This Is How The Terrorist Incident At Parsons Green Unfolded, According To Eyewitnesses

    Commuters caught up in Friday morning's incident described scenes of chaos as panicked passengers were caught up in a crush to leave the station platform.

    A commuter who was on the tube train in west London where an explosive device was detonated in a suspected terrorist incident on Friday morning has described the moment she thought she was going to die as she was crushed in a human stampede.

    Emma Steveton, 27, was on the train travelling eastbound from Wimbledon to Edgware Road when the incident took place at around 8.20am.

    "I got on the train, it was a normal train," she told BuzzFeed News. "The doors were closing and we heard really loud awful screams either from the carriage next to us or one along. There was lots and lots of screaming and people shouting 'run' at the top of their voice."

    Steveton then got out of the carriage and sprinted towards the station exit. "It was a real stampede and crush. There were about three layers of people underneath me. It was awful.

    "There was a poor little boy smashed into the floor with his face bleeding and screaming. There was a woman shouting that she was pregnant.

    "The most traumatic thing was the weight of these bodies piling on to me and just thinking, This is it, I’m going to die."

    She didn't hear an explosion or see any flames – but she did witness a number of people with injuries, some of which may have been as a result of the scramble to exit the station.

    As people made a desperate dash for the stairs, Steveton said station managers had told people to go back on to the platform, but the scene remained chaotic.

    "The injuries were cuts and grazes to the faces, just people looking like they had had their faces rubbed on the ground," she said. "It was just from the stampede as far as I knew."

    Luke Walmsley, 33, who was in the train carriage, said: "I heard screaming and looked down the carriage. There was a flash and smoke rising. It was like a huge match going off at one end of the carriage.

    "People started running and I could see people were burned. There was an acrid smell. Someone said, 'Has he got a knife?' But I didn't see anyone.

    "It was a packed commuter train and people were trying to get off but the doors hadn't opened, it was coming to a standstill. People were rushing down the platform and through the train. Kids were being pushed out of the way and their nannies and mothers were trying to grab them.

    "It was complete pandemonium. They didn't open the gates and people were screaming at each other, screaming to get out. Lots of people got crushed or fell over.

    "There were some Samaritans who handed out bottles of their own water to people on the platform.

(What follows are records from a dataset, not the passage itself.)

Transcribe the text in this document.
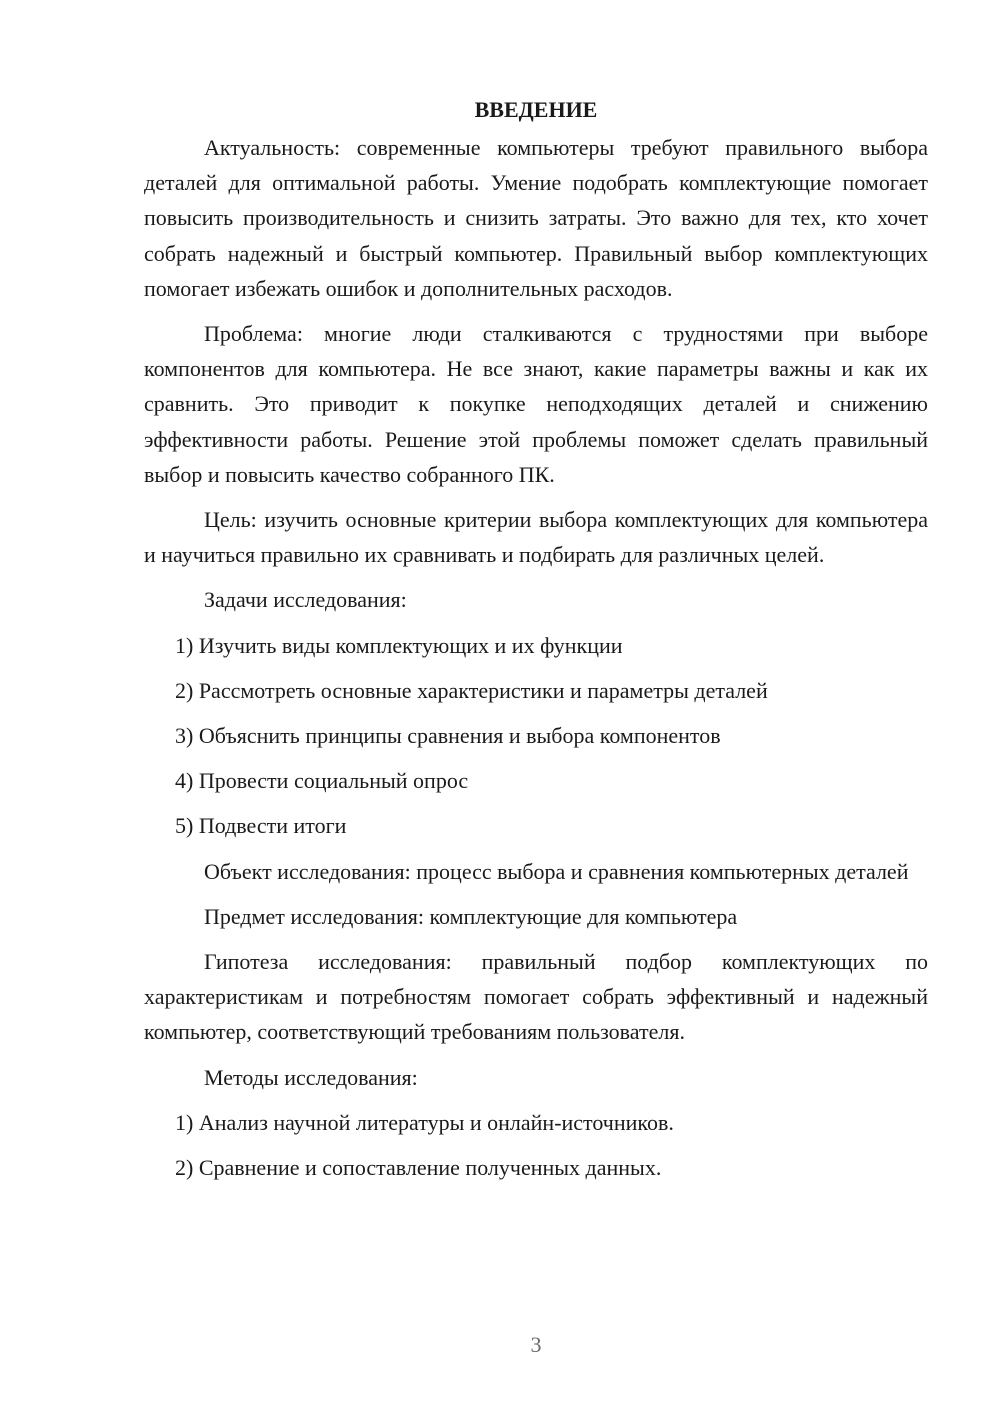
ВВЕДЕНИЕ

Актуальность: современные компьютеры требуют правильного выбора деталей для оптимальной работы. Умение подобрать комплектующие помогает повысить производительность и снизить затраты. Это важно для тех, кто хочет собрать надежный и быстрый компьютер. Правильный выбор комплектующих помогает избежать ошибок и дополнительных расходов.

Проблема: многие люди сталкиваются с трудностями при выборе компонентов для компьютера. Не все знают, какие параметры важны и как их сравнить. Это приводит к покупке неподходящих деталей и снижению эффективности работы. Решение этой проблемы поможет сделать правильный выбор и повысить качество собранного ПК.

Цель: изучить основные критерии выбора комплектующих для компьютера и научиться правильно их сравнивать и подбирать для различных целей.

Задачи исследования:

1) Изучить виды комплектующих и их функции

2) Рассмотреть основные характеристики и параметры деталей

3) Объяснить принципы сравнения и выбора компонентов

4) Провести социальный опрос

5) Подвести итоги

Объект исследования: процесс выбора и сравнения компьютерных деталей

Предмет исследования: комплектующие для компьютера

Гипотеза исследования: правильный подбор комплектующих по характеристикам и потребностям помогает собрать эффективный и надежный компьютер, соответствующий требованиям пользователя.

Методы исследования:

1) Анализ научной литературы и онлайн-источников.

2) Сравнение и сопоставление полученных данных.

3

    "The worst injured were carried out of the carriage. People were shocked. There was a girl with no skin on her legs, one with the back of her garment burned away, and lots of people with burned hair.

    "Everyone went to Côte restaurant or the White Horse to be treated. The restaurant was packed. Police were coming around and checking who had left bags in case there were secondary devices."

    Commuter Sam Jones and his girlfriend were in the middle of the carriage where the incident occurred.

    Shaken by the incident but unharmed, he told BuzzFeed News: “We weren’t toward the end of the train where the incident happened, we were in the middle. A mass of people started running past on the platform screaming and we started getting shoved from behind, just had to grab my girlfriend and run.

    “Afterwards I saw plenty of people with burnt faces and burnt hair, several police, fire and ambulance crews outside.”

    Andy Edwards, who was at the rear of the train, also described chaotic scenes as commuters evacuated the tube at Parsons Green.

    "There was pandemonium – people shouting and screaming about getting off the tube. The platform was chaos with people getting down the stairs," he said.

    "Staff were limited in what to tell everyone. It was just ‘evacuate the station’, but with one staircase and a train full of panicking passengers it is not a good combination.

    “There were passengers saying it was an explosion in the rear coach and a wall of flame and people suffering burns. The train was littered with possessions that had been left. It was quite scary to see people in [such a] panicked situation."

    Niyi Shokunbu, 24, was on the train on his way to work when the explosion happened. He told BuzzFeed News: "I have my headphones in and I see people running out and so I start running myself, everyone is panicking, jumping over barriers.

    "You’ve got kids falling over, people jumping over [them] and we just all got out and two minutes later people run out with blood [on them] – [there were] people on the floor. It was just crazy, man, I can’t believe it."

    He added: "I felt panicked, it’s a split second – the first thing that comes to your mind is escape. You have that instinct to save yourself. There was literally people on the floor. I’m still in shock – this stuff you see in movies but I’ve never seen anything like it.

    "I’m talking literally in 10 seconds all this happened. We were lucky this happened when the train was stationary, and I didn’t hear anything, all I saw was people running. Initially I thought it was an acid attack or something."